Ömer Baba'nın sır vasiyeti..

Ömer Baba'nın vefatından sonra avukatı Polat Alemdar'ı bir vasiyetnamenin varlığından haberdar etmiş, ancak bu vasiyetnamenin üç kişinin nezaretinde açılabileceğini belirtmişti. Buna göre, Polat Alemdar, Hoca ve Süha Tarık bir araya geldiğinde vasiyet zarfı açılacaktı.

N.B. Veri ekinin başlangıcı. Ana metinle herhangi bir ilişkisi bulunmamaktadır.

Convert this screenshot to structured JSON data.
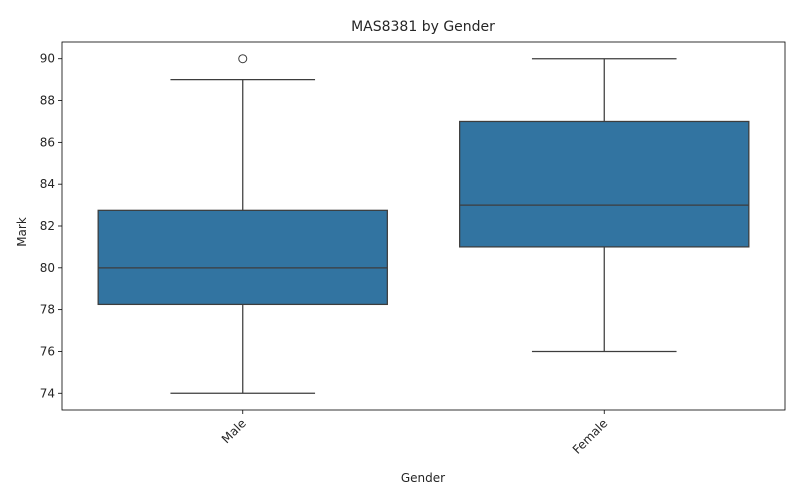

Uzun uğraşlar sonucunda Süha Tarık'ı bulmayı başaran Polat, avukata vasiyeti açtırınca hayatının sürpriziyle karşılaştı. Zarfın içinden çıkan kağıtlar boştu. Üzerinde hiçbir yazı yer almıyordu. Bunun ne anlama geldiğini bilen Süha Bey, Polat Alemdar'a ve Hoca'ya her şeyi anlattı.
 
Süha Tarık'ın anlattığına göre; Ömer Baba, yüzyıllardır süregelen Türk-İslam geleneğinin gizli bir üst akıl yapılanmasının bütün icraatlerı, eylemleri, sırları, hedefleri gibi her şeyi kaydeden, adeta bir hard-disk gibi çalışan Sır Katibi'ydi. Polat Alemdar bile babasının bu sırrını bilmiyordu. Ömer Baba'nın vefatıyla birlikte yeni Sır Katibi Süha Tarık olmuştu.
 
Süha Tarık, vasiyetnamenin açılmasından sonra gizli bir mekanda yer alan sır kitabına, seyirciyi daha fazla şaşırtan şu satırları yazdı:
 
"Eski Sır Katibi Ömer Candan'ın vasiyeti vesilesiyle Polat Alemdar ve Ak Saçlı'yla görüştüm.